A revolução cubana faz parte do imaginário de muita gente da minha geração que viveu, na sua juventude, o tempo do maio de 68. O grupo de revolucionários
que desembarcaram no Granma e, após três anos de luta de guerrilha, derrubaram o regime de Fulgêncio Batista, entre os quais Fidel de Castro e Che Guevara,
eram heróis que despertavam sonhos de revolta, e que eram celebrados nos posters afixados nas paredes dos nossos quartos de estudantes e nas canções
revolucionárias dos convívios universitários. Tive um amigo que, na generosidade dos 20 anos e inspirado nos heróis da Sierra Maestra, planeava formar um
grupo revolucionário na Serra da Arrábida para, a partir daí, derrubar o ditador Salazar.
Com o andar dos anos, Cuba foi perdendo muito do seu encanto e da sua magia. Fidel envelhecia; todos nós envelhecíamos! Em 1967, o Che era assassinado na
Bolívia, esboçavam-se conflitos internos na luta pelo poder. Os meus amigos que visitavam Cuba traziam-me a imagem de uma espécie de Aldeia de Asterix
encravada na Gália romana, sempre invencível e resistindo sempre. Descreviam-me uma sociedade carenciada mas feliz, com carros muito velhos circulando nas
estradas, como se o tempo tivesse parado naquela ilha. Falavam-me de gente simples, alegre, culta e hospitaleira. E acrescentavam que os cubanos
dispunham de um sistema de saúde gratuito e universal.
Foi notável a resistência de Cuba nos 56 anos que decorreram desde a tomada do poder pelos revolucionários na Sierra Maestra no dia 1 de janeiro de 1959.
Cuba foi, durante décadas, o espinho cravado nas barbas da poderosa América. A pequena república superou a invasão, ultrapassou a crise dos mísseis e Fidel
sobreviveu milagrosamente a dezenas de tentativas de assassinato. Resistiu ao embargo económico e ao isolamento imposto pelos americanos. A lendária figura
de Che Guevara inspirou movimentos de guerrilha em todo o mundo. A ousada intervenção cubana em Angola foi um desafio direto ao poder do Ocidente.
Cuba e os Estados Unidos anunciaram agora que vão desanuviar a tensão existente e reatar as suas relações diplomáticas. Com efeito, começava a tornar-se
evidente que Cuba não podia continuar no isolamento provocado pelo fim da guerra fria.

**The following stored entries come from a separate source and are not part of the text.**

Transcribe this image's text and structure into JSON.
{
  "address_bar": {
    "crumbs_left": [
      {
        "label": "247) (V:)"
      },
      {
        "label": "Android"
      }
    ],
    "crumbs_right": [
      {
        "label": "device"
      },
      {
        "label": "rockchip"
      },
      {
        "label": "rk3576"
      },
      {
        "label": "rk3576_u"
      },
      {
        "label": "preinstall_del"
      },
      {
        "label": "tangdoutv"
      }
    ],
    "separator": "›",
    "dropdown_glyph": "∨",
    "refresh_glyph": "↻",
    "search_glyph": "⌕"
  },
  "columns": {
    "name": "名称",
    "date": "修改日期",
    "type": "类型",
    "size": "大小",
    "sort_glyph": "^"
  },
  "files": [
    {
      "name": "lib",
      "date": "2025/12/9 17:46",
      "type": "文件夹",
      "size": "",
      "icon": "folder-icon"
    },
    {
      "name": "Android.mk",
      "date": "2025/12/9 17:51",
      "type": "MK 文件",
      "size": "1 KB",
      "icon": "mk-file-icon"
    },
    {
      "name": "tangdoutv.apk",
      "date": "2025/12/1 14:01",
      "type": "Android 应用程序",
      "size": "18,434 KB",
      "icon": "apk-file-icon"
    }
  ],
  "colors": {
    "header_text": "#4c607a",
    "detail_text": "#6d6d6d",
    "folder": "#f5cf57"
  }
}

A crise financeira mundial, a morte de Hugo Chavez, a crise económica
da Rússia e a abertura ao mundo através da janela da Internet, foram os golpes finais num regime isolado, desgastado e sem recursos. E contudo, não deixa de
ser espantoso como este pequeno país resistiu durante tantos anos após o colapso da União Soviética.
Com este desfecho termina, no seu último reduto, o socialismo romântico. Cuba encher-se-á em breve de novos carros circulando em modernas auto-estradas,
ladeadas de anúncios de Cocacola e MacDonalds. Irá integrar-se paulatinamente na economia global - insensível e predadora -, voltará a encher-se de ressorts,
receberá os grandes navios de cruzeiro que, a partir de Miami, levarão milhares de americanos às Caraíbas. Voltará a ser o casino da América.
O fim de Cuba socialista vai ser bom para muitos cubanos; mas vai ser mau para muitos mais. Com as suas insuficiências, com a sua determinação, com o seu
engenho em as superar, Cuba foi um exemplo de como pode sobreviver-se com meios escassos e se podem atingir indicadores elevados na educação e na cultura.
De alguma forma, este regime era uma esperança para os que acreditam que é possível uma economia alternativa. Mas ninguém poderia exigir egoisticamente
que Cuba fosse o único guardião dessa esperança e pagasse sozinha o elevado preço de a conservar. Ficamos com o seu exemplo e uma grande dívida para com o
povo cubano.
Fidel, o herói de Moncada, velho, doente e retirado, já foi há muito absolvido pela História. Em artigos que, de vez em quando, publica no Granma, o jornal
oficial do regime, revela ainda uma grande lucidez e neles tem alertado contra os caminhos perigosos do mundo global, no que respeita aos riscos ambientais e à
escassez de recursos. Mesmo nesta rendição inevitável, Cuba manteve uma postura digna e não se ajoelhou perante a América. Hasta siempre Cuba!
Thinking Outside the Grid
Há 5 anos
Uma excelente evocação que me permito partilhar com o autor que, num breve texto, disse quase tudo. Muito bem LQ!